Po nieudanych zakupach, Marco odwiózł mnie na parking, gdzie stał jeszcze mój samochód. Szybko pojechałam do domu. Postanowiłam, że nigdy nie ubiorę tej sukienki. I to niby on ma dobry gust. W głowie zaczęłam już przeszukiwać moją szafę. Nie pozwolę na ubieranie się Panu Reusowi.
***
No i już dwudziesty rozdział. Bardzo dziękuję wszystkim czytelniczkom za te 8000 tys. wyświetleń. Jestem megaaa zadowolona.
Nasze kochane miśki <3
Ostatnio coś często mam załamania nerwowe. Nadal nie dochodzi do mnie to, że Mario odchodzi do Bayernu. No nie potrafię się jakoś z tym pogodzić.

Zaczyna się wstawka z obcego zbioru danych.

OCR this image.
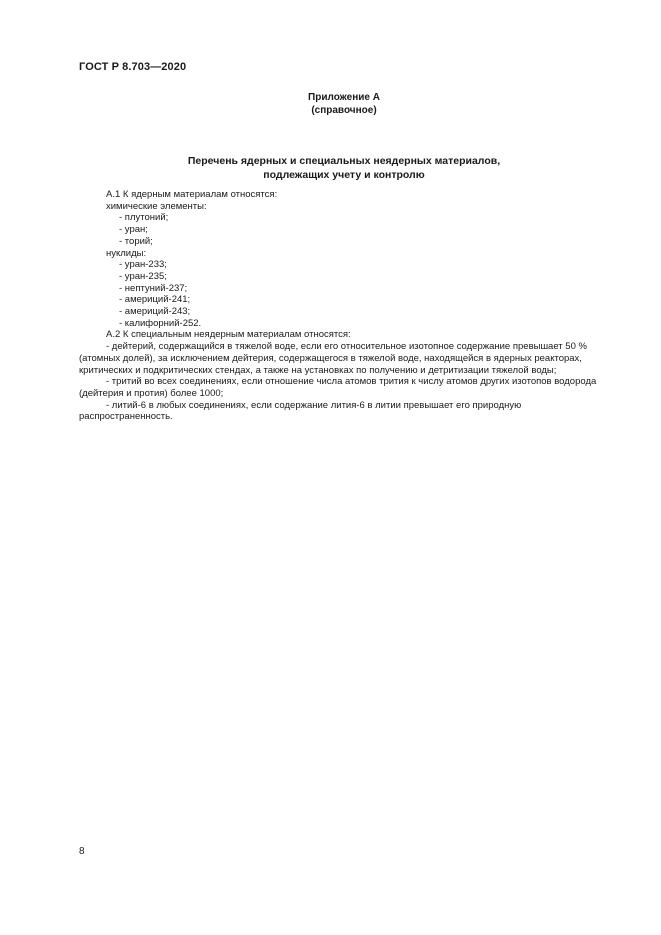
ГОСТ Р 8.703—2020
Приложение А
(справочное)
Перечень ядерных и специальных неядерных материалов,
подлежащих учету и контролю
А.1 К ядерным материалам относятся:
химические элементы:
- плутоний;
- уран;
- торий;
нуклиды:
- уран-233;
- уран-235;
- нептуний-237;
- америций-241;
- америций-243;
- калифорний-252.
А.2 К специальным неядерным материалам относятся:
- дейтерий, содержащийся в тяжелой воде, если его относительное изотопное содержание превышает 50 %
(атомных долей), за исключением дейтерия, содержащегося в тяжелой воде, находящейся в ядерных реакторах,
критических и подкритических стендах, а также на установках по получению и детритизации тяжелой воды;
- тритий во всех соединениях, если отношение числа атомов трития к числу атомов других изотопов водорода
(дейтерия и протия) более 1000;
- литий-6 в любых соединениях, если содержание лития-6 в литии превышает его природную
распространенность.
8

genialny rozdział ! bardzo mi się podoba.
OdpowiedzUsuńno mi też trudno się z tym pogodzić, ale to jego wybór, nie mamy na to żadnego wpływu -.-
pozdrawiam
ps. zapraszam na nowe opowiadanie o Robercie Lewandowskim http://wkrotce-bedziemy-razem.blogspot.com/
Boski rozdział! Uwielbiam to jak cholera <3
OdpowiedzUsuńTeż nie mogę się z tym jego odejściem pogodzić -.-
Czekam na kolejny rozdział!
Zapraszam
http://two-different-worlds-story.blogspot.com/
http://dlugi-sen-lukasza.blogspot.com/2013/06/rozdzia-13.html
Pozdrawiam ;*
Rozdział świetny, chociaż na pewno to wiesz :P
OdpowiedzUsuńA co do gry Mario w FCB, to rozmawiałam ostatnio z moimi kolegami spod Dortmundu, nie mogą mu wybaczyc, cóż i tak to jego decyzji nie zmieni.